Part 16. Keanehan Cokhi

830 142 25
                                    

Cokhi masuk ke dalam gedung kantornya sambil menenteng tas bekal yang dibawakan Moyla untuknya. Perubahan pada potongannya, membuat semua orang terlihat terpesona. Ketika sapaan diberikan kepadanya, dia juga menjawabnya dengan senyuman singkat namun lebar. Terlihat sekali jika suasana hatinya sedang sangat baik.

Masuk ke dalam lift, dia tak sedirian. Ada beberapa karyawannya juga berada di sana. Dan Alan, yang melihat Cokhi menatap lelaki itu dengan pandangan heran. Tak biasanya Cokhi membawa sesuatu ketika pergi ke kantor, dan kali ini pandangan lain itu jelas membuat semua orang jadi terheran. Tak terkecuali Alan.

Karenanya lelaki itu bertanya. "Bapak tumben." Begitu katanya terus terang.

"Tentang?"

Pandangan Alan yang mengarah pada tangan Cokhi membuat lelaki itu kembali tersenyum lebar. "Mumpung dia lagi baik hati mau bawakan saya makanan." Hanya begitu saja jawabannya, namun Alan dan semua orang yang ada di dalam lift yang mendengar itu juga mengerti siapa yang Cokhi panggil 'dia'. Apalagi ekspresi lelaki itu terlihat jelas sekali jika dia sedang bahagia.

Lift kembali terbuka dan masuklah ayah Cokhi. Pria paruh baya itu juga terheran. "Apa itu?" tanyanya dengan kening mengernyit. "Seingat Papa, kamu semalam nggak pulang." Diliriknya putranya itu meminta penjelasan.

"Aku nginap di rumah David." Dalihnya. Tidak mungkin dia mengatakan yang sebenarnya. Bisa dilempar dia dari lantai sepuluh kantornya.

"Lalu itu?" tunjukknya lagi pada tangan Cokhi, "Dari mana?"

"Dia sedang baik hati dan mau membawakan aku makanan. Jadi aku menerimanya dengan senang hati." Ayah Cokhi mengangguk. Meskipun yang dikatakan oleh Cokhi tak sepenuhnya benar. Toh beliau tak tahu juga bukan?

"Kalau begitu, segera nikahi dia. Nggak baik lama-lama pacaran." Signal hijau yang diberikan oleh ayahnya membuat orang-orang yang sedang menguping itu saling pandang satu sama lain.

"Butuh waktu, Pa. Pesona anak Papa ini nggak mempan di dia. Jadi harus pelan tapi pasti deketin ngajak nikahnya." Ayah Cokhi terkekeh mendengar apa yang dikatakan oleh putranya.

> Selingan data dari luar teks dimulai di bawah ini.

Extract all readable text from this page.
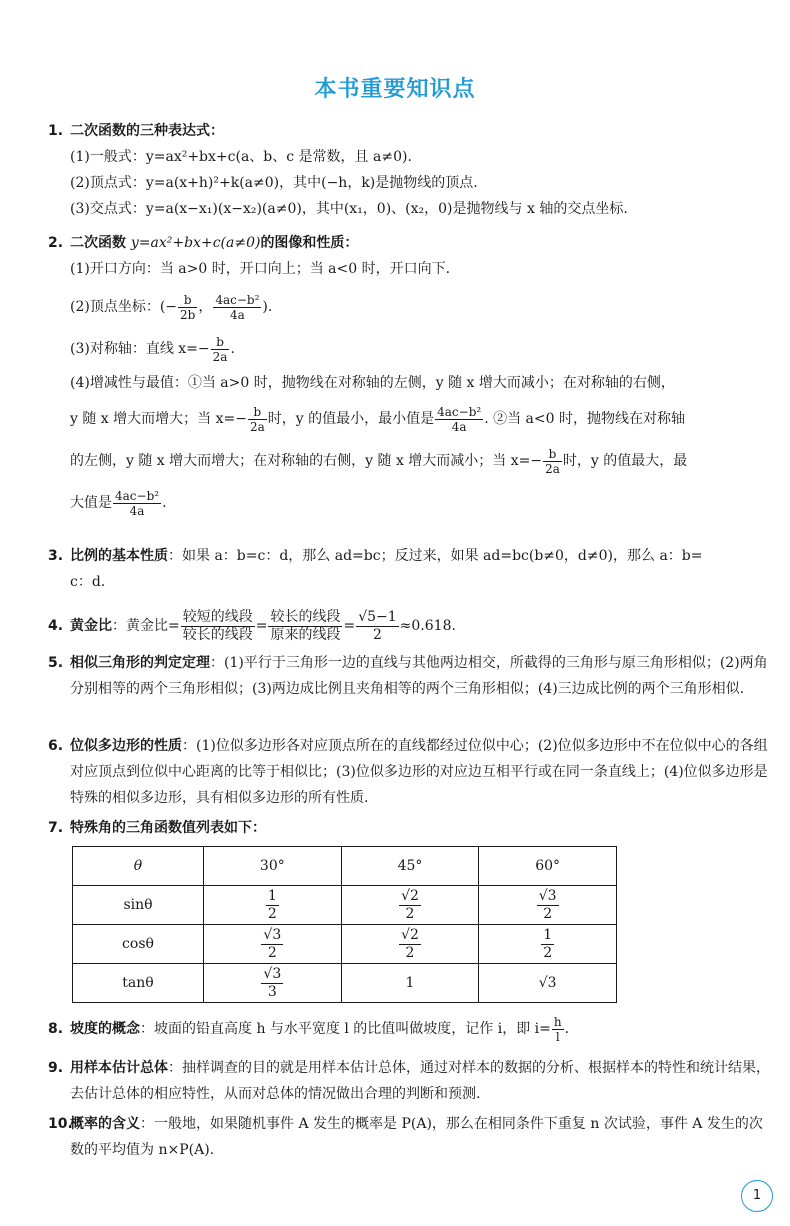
本书重要知识点
1. 二次函数的三种表达式：
(1)一般式：y=ax²+bx+c(a、b、c 是常数，且 a≠0).
(2)顶点式：y=a(x+h)²+k(a≠0)，其中(−h，k)是抛物线的顶点.
(3)交点式：y=a(x−x₁)(x−x₂)(a≠0)，其中(x₁，0)、(x₂，0)是抛物线与 x 轴的交点坐标.
2. 二次函数 y=ax²+bx+c(a≠0)的图像和性质：
(1)开口方向：当 a>0 时，开口向上；当 a<0 时，开口向下.
(2)顶点坐标：(− $\frac{b}{2b}$ ， $\frac{\text{4ac−b²}}{4a}$ ).
(3)对称轴：直线 $x=- \frac{b}{2a}$ .
(4)增减性与最值：①当 a>0 时，抛物线在对称轴的左侧，y 随 x 增大而减小；在对称轴的右侧，
y 随 x 增大而增大；当 $x=- \frac{b}{2a}$ 时，y 的值最小，最小值是 $\frac{\text{4ac−b²}}{4a}$ . ②当 a<0 时，抛物线在对称轴
的左侧，y 随 x 增大而增大；在对称轴的右侧，y 随 x 增大而减小；当 $x=- \frac{b}{2a}$ 时，y 的值最大，最
大值是 $\frac{\text{4ac−b²}}{4a}$ .
3. 比例的基本性质：如果 a：b=c：d，那么 ad=bc；反过来，如果 ad=bc(b≠0，d≠0)，那么 a：b=
c：d.
4. 黄金比：黄金比= $\frac{\text{较短的线段}}{\text{较长的线段}} = \frac{\text{较长的线段}}{\text{原来的线段}} = \frac{√5-1}{2} \approx 0.618$.
5. 相似三角形的判定定理：(1)平行于三角形一边的直线与其他两边相交，所截得的三角形与原三角形相似；(2)两角分别相等的两个三角形相似；(3)两边成比例且夹角相等的两个三角形相似；(4)三边成比例的两个三角形相似.
6. 位似多边形的性质：(1)位似多边形各对应顶点所在的直线都经过位似中心；(2)位似多边形中不在位似中心的各组对应顶点到位似中心距离的比等于相似比；(3)位似多边形的对应边互相平行或在同一条直线上；(4)位似多边形是特殊的相似多边形，具有相似多边形的所有性质.
7. 特殊角的三角函数值列表如下：
θ	30°	45°	60°
sinθ	$\frac{1}{2}$	$\frac{√2}{2}$	$\frac{√3}{2}$

cosθ	$\frac{√3}{2}$	$\frac{√2}{2}$	$\frac{1}{2}$

tanθ	$\frac{√3}{3}$	1	√3
8. 坡度的概念：坡面的铅直高度 h 与水平宽度 l 的比值叫做坡度，记作 i，即 $i= \frac{h}{l}$ .
9. 用样本估计总体：抽样调查的目的就是用样本估计总体，通过对样本的数据的分析、根据样本的特性和统计结果，去估计总体的相应特性，从而对总体的情况做出合理的判断和预测.
10.
概率的含义：一般地，如果随机事件 A 发生的概率是 P(A)，那么在相同条件下重复 n 次试验，事件 A 发生的次数的平均值为 n×P(A).
1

Beruntung, lift kembali terbuka dan semua orang turun kecuali Cokhi dan sang ayah yang memang masih harus naik dua lantai lagi. Karenanya mereka tak akan bisa lagi mendengar percakapan ayah dan anak itu. Pembahasan mereka masih seputar hubungan Cokhi dengan Moyla sampai mereka sampai ke lantai di mana ruangan mereka berada.

Cokhi masuk ke dalam ruangannya, duduk di kursi kebesarannya setelah meletakkan tas bekal di atas meja kerjanya. Menatap tas itu lama sambil tangannya menumpu di atas meja. Seperti melihat sesuatu yang tak pernah dilihatnya, Cokhi benar-benar tak mengalihkan tatapannya dari sana.

Sayangnya ketukan pintu menyadarkannya dari keasyikan yang sedang dia lakukan.

"Maaf, Pak. Saya akan membacakan jadwal anda hari ini." Sekretaris Cokhi yang sekarang cara berpakaiannya sudah mulai 'membaik' itu, berbicara.

"Ya." Cokhi tidak mungkin mengabaikan pekerjaannya dan hanya menghabiskan waktunya dengan memelototi tas bekal tersebut bukan?

Cokhi mendengarkan dengan seksama dan tahu jadwal hari ini cukup padat. "Oke!" Cokhi menyanggupi. "Kamu bisa keluar." Perempuan tersebut mengangguk dan meninggalkan ruangan Cokhi untuk kembali bekerja.

Berkonsentrasi pada pekerjaannya, Cokhi benar-benar harus melupakan semua pemikiran lain selain dokumen-dokumen yang menggunung di atas mejanya. Tak ada yang bisa mempengaruhinya kalau sudah seperti ini.

Melemparkan kaca matanya ketika jam istirahat sudah datang. Punggunnya menyender di senderan kursi dengan mata memejam. Barulah di waktu luangnya seperti ini, dia mengingat tentang banyak hal termasuk Moyla.